Daß wir einen solchen Beweis führen, und was noch ein wenig grausamer ist, daß wir euch die Verbindlichkeit aufdringen könnten, keines dieser anmutsvollen Geschöpfe, so vollkommen es immer in euern bezauberten Augen sein möchte, eher zu lieben, bis es euch befohlen wird, daß ihr sie lieben sollt – ist eine Sache, die euch nicht unbekannt sein kann. Aber eben deswegen, weil es so oft bewiesen wird, können wir es als etwas ausgemachtes voraussetzen; und uns deucht, die Frage ist nun allein, wie es anzufangen sei, um euer widerstrebendes Herz für Pflichten gelehrig zu machen, gegen welche ihr tausend scheinbare Einwendungen zu machen glaubt, wenn ihr uns am Ende doch nichts anders gesagt habt, als ihr habet keine Lust, sie auszuüben.

Die Auflösung dieser Frage deucht uns die große Schwierigkeit, worin uns die gemeinen Moralisten mit einer Gleichgültigkeit stecken lassen, die desto unmenschlicher ist, da wenige unter ihnen sind, welche nicht auf eine oder die andere Art erfahren hätten, daß es nicht so leicht sei einen Feind zu schlagen, als zu beweisen, daß er geschlagen werden solle.
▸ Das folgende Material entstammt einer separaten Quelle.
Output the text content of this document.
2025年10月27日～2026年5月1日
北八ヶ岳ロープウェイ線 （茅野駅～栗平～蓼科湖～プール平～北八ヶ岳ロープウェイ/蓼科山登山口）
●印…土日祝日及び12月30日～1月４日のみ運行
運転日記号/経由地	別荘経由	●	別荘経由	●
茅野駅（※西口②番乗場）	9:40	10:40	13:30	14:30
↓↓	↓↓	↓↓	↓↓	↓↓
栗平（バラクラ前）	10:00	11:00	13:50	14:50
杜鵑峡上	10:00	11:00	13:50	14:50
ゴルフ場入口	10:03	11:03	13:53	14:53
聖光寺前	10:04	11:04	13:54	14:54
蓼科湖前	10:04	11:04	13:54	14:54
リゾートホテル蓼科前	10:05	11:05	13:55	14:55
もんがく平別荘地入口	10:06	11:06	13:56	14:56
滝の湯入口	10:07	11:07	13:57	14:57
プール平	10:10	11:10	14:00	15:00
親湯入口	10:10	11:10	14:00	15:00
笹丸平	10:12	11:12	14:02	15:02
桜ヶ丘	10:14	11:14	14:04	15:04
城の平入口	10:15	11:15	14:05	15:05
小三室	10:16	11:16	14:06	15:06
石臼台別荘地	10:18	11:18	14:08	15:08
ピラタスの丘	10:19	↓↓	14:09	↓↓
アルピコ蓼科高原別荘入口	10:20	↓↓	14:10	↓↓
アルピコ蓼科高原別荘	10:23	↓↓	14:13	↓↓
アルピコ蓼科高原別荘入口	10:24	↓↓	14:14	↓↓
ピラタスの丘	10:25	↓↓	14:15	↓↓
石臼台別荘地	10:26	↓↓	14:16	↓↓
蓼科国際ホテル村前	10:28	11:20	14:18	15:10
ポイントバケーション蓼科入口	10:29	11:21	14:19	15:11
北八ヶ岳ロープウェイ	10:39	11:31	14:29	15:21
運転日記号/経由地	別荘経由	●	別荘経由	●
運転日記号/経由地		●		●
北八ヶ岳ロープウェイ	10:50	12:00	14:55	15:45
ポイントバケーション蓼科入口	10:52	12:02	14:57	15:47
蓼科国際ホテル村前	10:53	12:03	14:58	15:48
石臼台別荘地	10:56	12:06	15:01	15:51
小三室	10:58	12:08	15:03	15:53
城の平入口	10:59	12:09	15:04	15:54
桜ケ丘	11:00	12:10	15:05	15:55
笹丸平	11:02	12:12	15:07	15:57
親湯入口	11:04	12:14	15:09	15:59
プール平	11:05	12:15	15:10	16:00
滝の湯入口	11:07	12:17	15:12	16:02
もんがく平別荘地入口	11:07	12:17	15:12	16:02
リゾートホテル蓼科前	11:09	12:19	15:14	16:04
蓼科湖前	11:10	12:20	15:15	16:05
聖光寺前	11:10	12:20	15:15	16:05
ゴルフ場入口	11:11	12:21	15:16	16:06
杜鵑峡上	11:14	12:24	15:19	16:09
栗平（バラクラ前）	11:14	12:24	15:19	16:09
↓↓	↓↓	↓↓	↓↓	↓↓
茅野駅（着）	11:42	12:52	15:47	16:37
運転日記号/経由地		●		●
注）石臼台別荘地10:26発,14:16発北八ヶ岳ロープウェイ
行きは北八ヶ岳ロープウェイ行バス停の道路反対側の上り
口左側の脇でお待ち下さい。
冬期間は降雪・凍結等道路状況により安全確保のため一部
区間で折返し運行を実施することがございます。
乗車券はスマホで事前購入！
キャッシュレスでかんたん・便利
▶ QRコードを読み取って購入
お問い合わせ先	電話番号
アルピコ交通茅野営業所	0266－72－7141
Indessen nun, bis irgend ein wohltätiger Genius ein sicheres, kräftiges und allgemeines Mittel ausfündig gemacht haben wird, diese Schwierigkeiten zu heben, erkühnen wir uns, euch einen Rat zu geben, der zwar weder allgemein noch ohne alle Ungelegenheiten ist, aber doch, alles wohl überlegt, euch bis zu Erfindung jenes unfehlbaren moralischen Laudanums, in mehr als einer Absicht von beträchtlichem Nutzen sein könnte.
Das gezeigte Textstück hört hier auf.